Хотя присяжные ещё не определились, такая точка зрения на телевидение кажется убедительной. Миллионы американских телезрителей в 1950-е и последующие годы упорно сохраняли привязанность к региональным, этническим или расовым субкультурам и сопротивлялись тем аспектам гомогенизированного «внешнего мира», которые навязывали им средства массовой информации. Казалось, ничто не может поколебать любовь многих итало-американцев к Фрэнку Синатре. Профессиональный рестлинг, будучи фикцией, тем не менее привлекал большую и восторженную аудиторию, особенно среди рабочего класса. Сила этих личных предпочтений продолжала разделять «глобальную деревню» и сдерживать способность телевидения влиять на поведение людей.[895]
МНОГОЕ ИЗ ТОГО, что говорилось о «массовой культуре» в 1950-е годы, исходило от левых. От правых современников исходили разные сетования: по поводу роста сексуального освобождения, преступности среди несовершеннолетних и смены поколений.

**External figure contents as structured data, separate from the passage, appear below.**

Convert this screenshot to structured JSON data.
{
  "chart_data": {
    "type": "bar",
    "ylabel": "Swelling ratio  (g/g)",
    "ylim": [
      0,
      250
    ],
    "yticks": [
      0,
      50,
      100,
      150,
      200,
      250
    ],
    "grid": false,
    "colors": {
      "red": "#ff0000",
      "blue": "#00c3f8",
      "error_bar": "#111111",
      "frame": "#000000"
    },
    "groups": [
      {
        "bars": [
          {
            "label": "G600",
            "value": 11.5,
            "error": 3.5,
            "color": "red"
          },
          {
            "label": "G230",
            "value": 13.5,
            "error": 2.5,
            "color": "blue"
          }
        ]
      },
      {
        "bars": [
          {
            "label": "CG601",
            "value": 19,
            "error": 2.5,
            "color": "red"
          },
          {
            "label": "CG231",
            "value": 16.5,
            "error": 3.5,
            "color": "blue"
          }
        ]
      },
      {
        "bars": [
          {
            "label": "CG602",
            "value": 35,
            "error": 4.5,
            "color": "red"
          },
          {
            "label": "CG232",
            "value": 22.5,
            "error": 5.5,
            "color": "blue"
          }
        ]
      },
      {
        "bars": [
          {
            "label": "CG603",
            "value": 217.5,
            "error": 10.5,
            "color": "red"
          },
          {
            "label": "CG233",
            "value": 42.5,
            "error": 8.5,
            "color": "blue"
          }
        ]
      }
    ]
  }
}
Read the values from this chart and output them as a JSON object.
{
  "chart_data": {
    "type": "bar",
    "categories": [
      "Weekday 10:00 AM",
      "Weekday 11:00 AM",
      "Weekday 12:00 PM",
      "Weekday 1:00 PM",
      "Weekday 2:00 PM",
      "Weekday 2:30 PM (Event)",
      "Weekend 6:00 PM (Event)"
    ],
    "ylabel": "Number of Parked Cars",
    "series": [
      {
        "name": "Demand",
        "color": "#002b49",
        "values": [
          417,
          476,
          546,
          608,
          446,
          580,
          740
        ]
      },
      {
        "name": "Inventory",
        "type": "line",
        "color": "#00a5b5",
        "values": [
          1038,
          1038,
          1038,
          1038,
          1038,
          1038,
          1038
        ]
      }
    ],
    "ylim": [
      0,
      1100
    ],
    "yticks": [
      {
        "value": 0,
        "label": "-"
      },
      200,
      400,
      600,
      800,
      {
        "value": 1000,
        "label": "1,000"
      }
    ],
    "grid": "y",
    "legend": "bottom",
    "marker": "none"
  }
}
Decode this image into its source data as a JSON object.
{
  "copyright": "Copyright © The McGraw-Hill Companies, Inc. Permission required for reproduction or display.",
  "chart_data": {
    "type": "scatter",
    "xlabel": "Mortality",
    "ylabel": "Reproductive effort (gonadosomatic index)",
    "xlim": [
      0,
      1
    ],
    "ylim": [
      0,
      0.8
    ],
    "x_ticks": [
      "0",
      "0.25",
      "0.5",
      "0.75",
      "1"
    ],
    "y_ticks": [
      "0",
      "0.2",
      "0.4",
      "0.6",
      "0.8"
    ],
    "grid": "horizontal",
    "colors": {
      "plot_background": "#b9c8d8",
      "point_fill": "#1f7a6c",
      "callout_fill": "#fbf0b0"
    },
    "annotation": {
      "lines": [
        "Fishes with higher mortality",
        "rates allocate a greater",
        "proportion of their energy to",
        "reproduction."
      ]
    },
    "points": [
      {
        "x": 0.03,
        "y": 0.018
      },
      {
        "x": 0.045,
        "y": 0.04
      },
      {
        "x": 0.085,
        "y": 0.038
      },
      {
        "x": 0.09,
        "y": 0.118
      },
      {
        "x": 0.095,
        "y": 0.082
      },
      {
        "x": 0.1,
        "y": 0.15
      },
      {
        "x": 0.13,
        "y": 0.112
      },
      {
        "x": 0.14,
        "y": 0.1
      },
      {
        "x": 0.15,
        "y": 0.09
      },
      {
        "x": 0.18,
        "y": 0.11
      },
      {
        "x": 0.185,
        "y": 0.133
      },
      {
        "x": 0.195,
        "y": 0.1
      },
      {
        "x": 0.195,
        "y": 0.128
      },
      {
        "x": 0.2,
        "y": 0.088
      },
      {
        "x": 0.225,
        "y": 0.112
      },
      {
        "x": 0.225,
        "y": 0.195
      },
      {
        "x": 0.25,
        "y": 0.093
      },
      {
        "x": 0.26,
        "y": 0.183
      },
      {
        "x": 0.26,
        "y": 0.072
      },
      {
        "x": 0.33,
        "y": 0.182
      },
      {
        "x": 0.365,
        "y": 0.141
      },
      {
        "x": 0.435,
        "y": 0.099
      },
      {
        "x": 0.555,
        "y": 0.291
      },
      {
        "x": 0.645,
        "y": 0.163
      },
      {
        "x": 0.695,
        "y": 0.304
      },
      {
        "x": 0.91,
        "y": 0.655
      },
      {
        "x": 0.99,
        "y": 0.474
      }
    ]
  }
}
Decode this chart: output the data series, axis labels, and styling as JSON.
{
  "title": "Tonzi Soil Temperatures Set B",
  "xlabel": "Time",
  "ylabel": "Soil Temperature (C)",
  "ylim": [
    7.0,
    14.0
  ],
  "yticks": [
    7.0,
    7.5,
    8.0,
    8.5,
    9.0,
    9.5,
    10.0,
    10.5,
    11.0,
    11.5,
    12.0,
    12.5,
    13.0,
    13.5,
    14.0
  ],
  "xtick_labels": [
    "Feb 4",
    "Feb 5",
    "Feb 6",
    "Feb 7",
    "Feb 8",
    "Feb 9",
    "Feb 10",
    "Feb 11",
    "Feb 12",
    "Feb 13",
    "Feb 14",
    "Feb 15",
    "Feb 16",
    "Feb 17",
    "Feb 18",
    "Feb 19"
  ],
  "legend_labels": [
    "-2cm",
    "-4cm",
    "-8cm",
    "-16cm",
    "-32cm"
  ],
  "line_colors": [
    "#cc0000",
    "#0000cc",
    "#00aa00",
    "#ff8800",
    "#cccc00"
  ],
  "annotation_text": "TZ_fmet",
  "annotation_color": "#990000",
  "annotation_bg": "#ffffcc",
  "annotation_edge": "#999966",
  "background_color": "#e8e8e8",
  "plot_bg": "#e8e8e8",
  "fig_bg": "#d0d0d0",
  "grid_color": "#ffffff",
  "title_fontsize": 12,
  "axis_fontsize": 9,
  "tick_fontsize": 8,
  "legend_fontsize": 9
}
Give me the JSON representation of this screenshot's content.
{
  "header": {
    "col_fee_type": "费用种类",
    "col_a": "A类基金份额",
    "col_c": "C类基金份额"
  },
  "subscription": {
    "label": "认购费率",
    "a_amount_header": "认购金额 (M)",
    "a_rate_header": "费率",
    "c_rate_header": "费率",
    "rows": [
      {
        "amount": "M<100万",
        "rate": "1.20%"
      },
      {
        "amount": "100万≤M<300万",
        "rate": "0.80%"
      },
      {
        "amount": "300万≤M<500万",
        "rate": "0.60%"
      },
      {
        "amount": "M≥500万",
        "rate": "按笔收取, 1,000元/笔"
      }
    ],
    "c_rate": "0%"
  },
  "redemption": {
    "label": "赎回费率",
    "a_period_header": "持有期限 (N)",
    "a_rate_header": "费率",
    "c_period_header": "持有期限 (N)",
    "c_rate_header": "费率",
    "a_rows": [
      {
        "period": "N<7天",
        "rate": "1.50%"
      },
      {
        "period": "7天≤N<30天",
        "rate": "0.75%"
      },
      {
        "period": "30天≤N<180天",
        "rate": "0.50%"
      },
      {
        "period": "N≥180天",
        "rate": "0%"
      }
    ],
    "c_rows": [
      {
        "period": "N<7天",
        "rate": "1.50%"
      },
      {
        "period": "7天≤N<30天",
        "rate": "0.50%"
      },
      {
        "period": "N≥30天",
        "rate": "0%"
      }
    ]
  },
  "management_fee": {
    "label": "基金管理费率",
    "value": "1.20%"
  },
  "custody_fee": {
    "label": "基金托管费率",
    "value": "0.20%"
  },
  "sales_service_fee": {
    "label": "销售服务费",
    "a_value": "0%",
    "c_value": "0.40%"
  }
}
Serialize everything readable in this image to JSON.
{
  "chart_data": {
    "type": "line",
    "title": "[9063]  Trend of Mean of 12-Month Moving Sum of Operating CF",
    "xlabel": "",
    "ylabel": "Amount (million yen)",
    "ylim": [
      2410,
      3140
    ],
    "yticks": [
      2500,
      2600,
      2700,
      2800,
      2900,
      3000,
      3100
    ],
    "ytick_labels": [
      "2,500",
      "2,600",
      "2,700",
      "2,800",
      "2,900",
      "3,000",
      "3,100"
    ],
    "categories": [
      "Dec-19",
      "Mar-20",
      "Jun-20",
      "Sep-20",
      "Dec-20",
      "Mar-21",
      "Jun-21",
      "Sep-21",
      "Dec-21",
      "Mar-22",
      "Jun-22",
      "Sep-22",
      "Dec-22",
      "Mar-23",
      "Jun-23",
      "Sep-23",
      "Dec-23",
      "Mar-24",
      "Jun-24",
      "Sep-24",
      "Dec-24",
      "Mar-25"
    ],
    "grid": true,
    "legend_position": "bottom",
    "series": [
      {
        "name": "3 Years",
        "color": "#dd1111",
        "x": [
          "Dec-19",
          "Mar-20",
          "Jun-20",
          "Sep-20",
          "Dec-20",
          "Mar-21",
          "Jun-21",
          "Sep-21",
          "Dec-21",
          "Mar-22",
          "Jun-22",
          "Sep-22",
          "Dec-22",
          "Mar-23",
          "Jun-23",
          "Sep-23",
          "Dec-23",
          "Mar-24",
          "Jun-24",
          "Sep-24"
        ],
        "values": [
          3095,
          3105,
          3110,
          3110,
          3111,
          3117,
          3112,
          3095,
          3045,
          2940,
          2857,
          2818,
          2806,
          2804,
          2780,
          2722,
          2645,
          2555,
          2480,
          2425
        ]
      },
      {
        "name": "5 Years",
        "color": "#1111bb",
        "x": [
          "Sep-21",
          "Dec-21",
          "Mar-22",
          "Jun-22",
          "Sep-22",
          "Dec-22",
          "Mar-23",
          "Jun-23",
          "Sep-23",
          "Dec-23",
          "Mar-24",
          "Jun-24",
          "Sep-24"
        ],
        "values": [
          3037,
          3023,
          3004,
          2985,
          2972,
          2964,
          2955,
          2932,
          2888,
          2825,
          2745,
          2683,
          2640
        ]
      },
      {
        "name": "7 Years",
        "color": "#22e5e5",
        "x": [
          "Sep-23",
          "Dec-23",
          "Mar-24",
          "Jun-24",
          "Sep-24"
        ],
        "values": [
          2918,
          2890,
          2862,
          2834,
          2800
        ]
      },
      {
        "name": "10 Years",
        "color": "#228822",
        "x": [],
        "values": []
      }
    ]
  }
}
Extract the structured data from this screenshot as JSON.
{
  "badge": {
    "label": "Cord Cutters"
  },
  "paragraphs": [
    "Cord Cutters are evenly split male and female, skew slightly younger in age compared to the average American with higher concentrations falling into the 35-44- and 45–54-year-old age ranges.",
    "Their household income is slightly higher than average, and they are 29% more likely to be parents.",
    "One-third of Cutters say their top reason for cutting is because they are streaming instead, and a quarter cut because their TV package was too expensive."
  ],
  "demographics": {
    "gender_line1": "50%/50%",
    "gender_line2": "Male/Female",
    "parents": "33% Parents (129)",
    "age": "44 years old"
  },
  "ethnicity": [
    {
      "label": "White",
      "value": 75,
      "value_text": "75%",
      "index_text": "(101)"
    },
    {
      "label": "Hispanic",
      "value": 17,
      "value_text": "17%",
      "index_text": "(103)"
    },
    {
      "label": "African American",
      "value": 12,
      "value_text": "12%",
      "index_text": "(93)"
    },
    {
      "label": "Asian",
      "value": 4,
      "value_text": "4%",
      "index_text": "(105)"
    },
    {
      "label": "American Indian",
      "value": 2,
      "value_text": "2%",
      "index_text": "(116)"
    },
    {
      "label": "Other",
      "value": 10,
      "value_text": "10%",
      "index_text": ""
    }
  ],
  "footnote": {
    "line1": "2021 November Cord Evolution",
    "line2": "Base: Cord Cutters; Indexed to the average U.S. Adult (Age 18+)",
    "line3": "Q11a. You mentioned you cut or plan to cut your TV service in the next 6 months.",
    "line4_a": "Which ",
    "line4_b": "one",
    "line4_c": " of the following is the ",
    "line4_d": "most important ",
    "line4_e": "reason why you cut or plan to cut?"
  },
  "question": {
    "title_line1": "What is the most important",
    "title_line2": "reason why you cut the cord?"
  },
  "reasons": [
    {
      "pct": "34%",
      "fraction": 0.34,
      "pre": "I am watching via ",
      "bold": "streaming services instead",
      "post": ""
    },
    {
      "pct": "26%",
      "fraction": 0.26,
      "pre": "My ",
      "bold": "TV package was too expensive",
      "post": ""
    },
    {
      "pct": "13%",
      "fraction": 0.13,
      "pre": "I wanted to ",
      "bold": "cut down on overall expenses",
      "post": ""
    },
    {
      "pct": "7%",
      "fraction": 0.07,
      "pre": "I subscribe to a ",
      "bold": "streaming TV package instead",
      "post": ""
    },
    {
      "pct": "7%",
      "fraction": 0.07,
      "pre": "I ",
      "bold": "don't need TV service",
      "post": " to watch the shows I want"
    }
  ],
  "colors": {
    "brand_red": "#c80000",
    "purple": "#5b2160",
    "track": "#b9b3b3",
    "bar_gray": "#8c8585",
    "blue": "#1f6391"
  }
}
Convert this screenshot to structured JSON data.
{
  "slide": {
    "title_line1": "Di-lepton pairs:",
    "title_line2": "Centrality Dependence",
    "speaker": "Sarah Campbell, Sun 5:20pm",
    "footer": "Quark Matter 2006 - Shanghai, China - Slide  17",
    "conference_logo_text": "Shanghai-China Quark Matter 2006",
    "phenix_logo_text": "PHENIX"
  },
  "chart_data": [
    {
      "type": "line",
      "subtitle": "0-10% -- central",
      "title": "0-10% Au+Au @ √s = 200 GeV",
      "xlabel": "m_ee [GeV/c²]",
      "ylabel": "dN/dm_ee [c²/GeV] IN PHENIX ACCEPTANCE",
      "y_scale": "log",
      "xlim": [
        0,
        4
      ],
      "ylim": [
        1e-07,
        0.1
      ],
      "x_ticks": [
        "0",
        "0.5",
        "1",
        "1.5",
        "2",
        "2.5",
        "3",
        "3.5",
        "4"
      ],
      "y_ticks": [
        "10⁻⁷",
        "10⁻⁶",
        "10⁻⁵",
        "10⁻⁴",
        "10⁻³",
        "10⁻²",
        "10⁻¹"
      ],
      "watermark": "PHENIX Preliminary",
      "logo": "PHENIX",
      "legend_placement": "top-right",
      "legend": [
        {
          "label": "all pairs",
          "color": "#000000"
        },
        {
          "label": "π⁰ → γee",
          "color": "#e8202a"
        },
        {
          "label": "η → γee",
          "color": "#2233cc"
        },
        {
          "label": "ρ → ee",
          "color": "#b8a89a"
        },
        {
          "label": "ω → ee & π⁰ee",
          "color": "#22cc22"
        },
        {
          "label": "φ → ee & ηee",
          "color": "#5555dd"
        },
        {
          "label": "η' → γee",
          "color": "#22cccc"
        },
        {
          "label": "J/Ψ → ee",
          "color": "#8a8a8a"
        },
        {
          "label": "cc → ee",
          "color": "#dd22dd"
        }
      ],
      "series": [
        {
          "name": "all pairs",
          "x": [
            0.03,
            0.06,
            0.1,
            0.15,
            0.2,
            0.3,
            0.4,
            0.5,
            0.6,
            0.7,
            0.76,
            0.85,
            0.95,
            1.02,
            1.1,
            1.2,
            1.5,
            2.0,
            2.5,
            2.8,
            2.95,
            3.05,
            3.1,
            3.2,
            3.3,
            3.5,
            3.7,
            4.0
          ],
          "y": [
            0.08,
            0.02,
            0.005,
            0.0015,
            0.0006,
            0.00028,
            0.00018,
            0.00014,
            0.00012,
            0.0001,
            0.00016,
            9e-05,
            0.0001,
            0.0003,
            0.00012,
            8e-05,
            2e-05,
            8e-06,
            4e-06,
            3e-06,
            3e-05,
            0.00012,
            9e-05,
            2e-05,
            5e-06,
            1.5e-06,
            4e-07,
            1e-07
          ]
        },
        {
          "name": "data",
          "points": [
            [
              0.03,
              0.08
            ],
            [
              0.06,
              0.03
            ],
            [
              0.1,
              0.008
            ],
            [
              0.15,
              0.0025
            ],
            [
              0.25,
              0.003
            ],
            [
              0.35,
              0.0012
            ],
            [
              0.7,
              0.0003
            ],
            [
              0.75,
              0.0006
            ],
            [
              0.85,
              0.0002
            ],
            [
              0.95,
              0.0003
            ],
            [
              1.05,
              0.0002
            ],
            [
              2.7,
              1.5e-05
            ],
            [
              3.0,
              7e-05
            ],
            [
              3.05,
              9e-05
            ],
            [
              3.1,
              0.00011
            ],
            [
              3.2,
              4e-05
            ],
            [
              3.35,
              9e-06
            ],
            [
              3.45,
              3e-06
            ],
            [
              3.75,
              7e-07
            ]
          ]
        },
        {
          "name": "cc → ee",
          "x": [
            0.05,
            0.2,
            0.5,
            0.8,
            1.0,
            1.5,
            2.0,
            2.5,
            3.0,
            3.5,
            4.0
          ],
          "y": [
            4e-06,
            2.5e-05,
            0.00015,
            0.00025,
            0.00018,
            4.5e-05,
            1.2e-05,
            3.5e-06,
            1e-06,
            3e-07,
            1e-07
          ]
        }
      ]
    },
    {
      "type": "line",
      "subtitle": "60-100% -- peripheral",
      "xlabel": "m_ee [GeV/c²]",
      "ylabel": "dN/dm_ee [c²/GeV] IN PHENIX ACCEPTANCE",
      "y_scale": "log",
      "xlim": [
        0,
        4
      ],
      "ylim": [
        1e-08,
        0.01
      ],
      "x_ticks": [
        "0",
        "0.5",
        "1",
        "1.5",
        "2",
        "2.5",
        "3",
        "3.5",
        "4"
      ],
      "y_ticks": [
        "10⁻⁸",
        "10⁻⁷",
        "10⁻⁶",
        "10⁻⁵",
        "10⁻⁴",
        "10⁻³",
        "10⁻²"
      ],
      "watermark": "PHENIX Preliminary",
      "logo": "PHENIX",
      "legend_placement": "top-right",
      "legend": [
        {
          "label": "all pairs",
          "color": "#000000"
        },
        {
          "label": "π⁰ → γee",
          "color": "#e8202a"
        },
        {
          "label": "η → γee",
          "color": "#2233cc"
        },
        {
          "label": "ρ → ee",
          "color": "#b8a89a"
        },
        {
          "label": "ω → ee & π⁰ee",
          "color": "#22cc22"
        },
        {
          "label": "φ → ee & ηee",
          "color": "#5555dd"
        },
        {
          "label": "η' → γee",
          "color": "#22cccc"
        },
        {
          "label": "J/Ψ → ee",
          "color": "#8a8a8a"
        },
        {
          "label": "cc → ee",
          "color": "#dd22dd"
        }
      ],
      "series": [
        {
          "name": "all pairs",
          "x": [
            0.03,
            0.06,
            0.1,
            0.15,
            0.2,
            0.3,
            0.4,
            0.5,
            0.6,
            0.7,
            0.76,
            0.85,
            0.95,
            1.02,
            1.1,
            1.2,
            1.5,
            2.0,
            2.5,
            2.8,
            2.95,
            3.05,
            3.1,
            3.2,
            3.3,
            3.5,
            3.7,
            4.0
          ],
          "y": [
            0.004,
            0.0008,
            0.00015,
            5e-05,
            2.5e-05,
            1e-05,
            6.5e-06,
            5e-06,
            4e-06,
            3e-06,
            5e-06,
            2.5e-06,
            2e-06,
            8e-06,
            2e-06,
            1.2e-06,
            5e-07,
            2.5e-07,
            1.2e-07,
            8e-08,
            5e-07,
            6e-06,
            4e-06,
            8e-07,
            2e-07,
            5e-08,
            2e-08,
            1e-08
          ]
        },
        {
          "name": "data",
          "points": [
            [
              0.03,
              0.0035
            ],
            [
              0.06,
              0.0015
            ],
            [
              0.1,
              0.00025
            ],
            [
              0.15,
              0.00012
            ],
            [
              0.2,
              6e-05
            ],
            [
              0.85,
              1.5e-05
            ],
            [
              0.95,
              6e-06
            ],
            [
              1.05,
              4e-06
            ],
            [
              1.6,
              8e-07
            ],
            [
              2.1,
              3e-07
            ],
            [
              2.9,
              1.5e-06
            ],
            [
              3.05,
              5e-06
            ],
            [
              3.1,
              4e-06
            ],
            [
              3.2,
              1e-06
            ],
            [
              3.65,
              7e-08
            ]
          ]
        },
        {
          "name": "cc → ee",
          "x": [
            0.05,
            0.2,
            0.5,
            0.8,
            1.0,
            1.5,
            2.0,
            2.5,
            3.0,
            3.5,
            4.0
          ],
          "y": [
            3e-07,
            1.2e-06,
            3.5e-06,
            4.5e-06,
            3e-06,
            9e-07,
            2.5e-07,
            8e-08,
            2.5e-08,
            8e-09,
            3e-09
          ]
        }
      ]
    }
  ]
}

Конечно, беспокойство по поводу сексуального освобождения не было чем-то новым для 1950-х годов. Реформаторы и моралисты боролись с проституцией и «белой работорговлей» в конце XIX и начале XX века, а в 1920-х годах беспокоились о «флапперах» и «товарищеских браках». Рост числа разводов сильно беспокоил американцев начиная с 1900 года. Социальные потрясения Второй мировой войны усилили эти опасения, поскольку газеты пестрели сообщениями о «девушках Победы», «хаки-чудиках» и «Шарлоттах хорошего времени», которые свободно отдавались солдатам. Во время войны американцы особенно беспокоились о том, что солдаты могут заразиться венерическими заболеваниями. В 1950-х годах появилось множество историй о «сексуальных преступлениях». Казалось, что «петтинг» среди неженатых людей стремительно растет. Большинство из этих проблем отражали давние представления о классе, расе и гендере, особенно о двойных стандартах, применяемых к полам. Белые мужчины низшего класса (и чернокожие обоих полов), как часто говорили, вели себя как животные. Что необходимо пресечь в зародыше, говорили традиционалисты, так это большую сексуальность среди женщин среднего класса, особенно молодых и незамужних.[896] В начале 1950-х годов сфокусировать эти страхи было поручено доктору Альфреду Кинси, энтомологу из Университета Индианы. В 1948 году он выпустил свою первую книгу о сексуальности американцев «Сексуальное поведение человека мужского пола» (Sexual Behavior in the Human Male). Выпущенная медицинским издательством без лишней шумихи, она опиралась на множество интервью, которые Кинси и его коллеги собирали в течение многих лет. Книга состояла из 804 страниц, стоила дорого ($6,50) и была полна жаргона, диаграмм и графиков. Тем не менее, она быстро взлетела в списки бестселлеров. Его второй том, «Сексуальное поведение человеческой женщины», вышел пять лет спустя. В итоге он разошелся тиражом около 250 000 экземпляров и произвел небольшую сенсацию.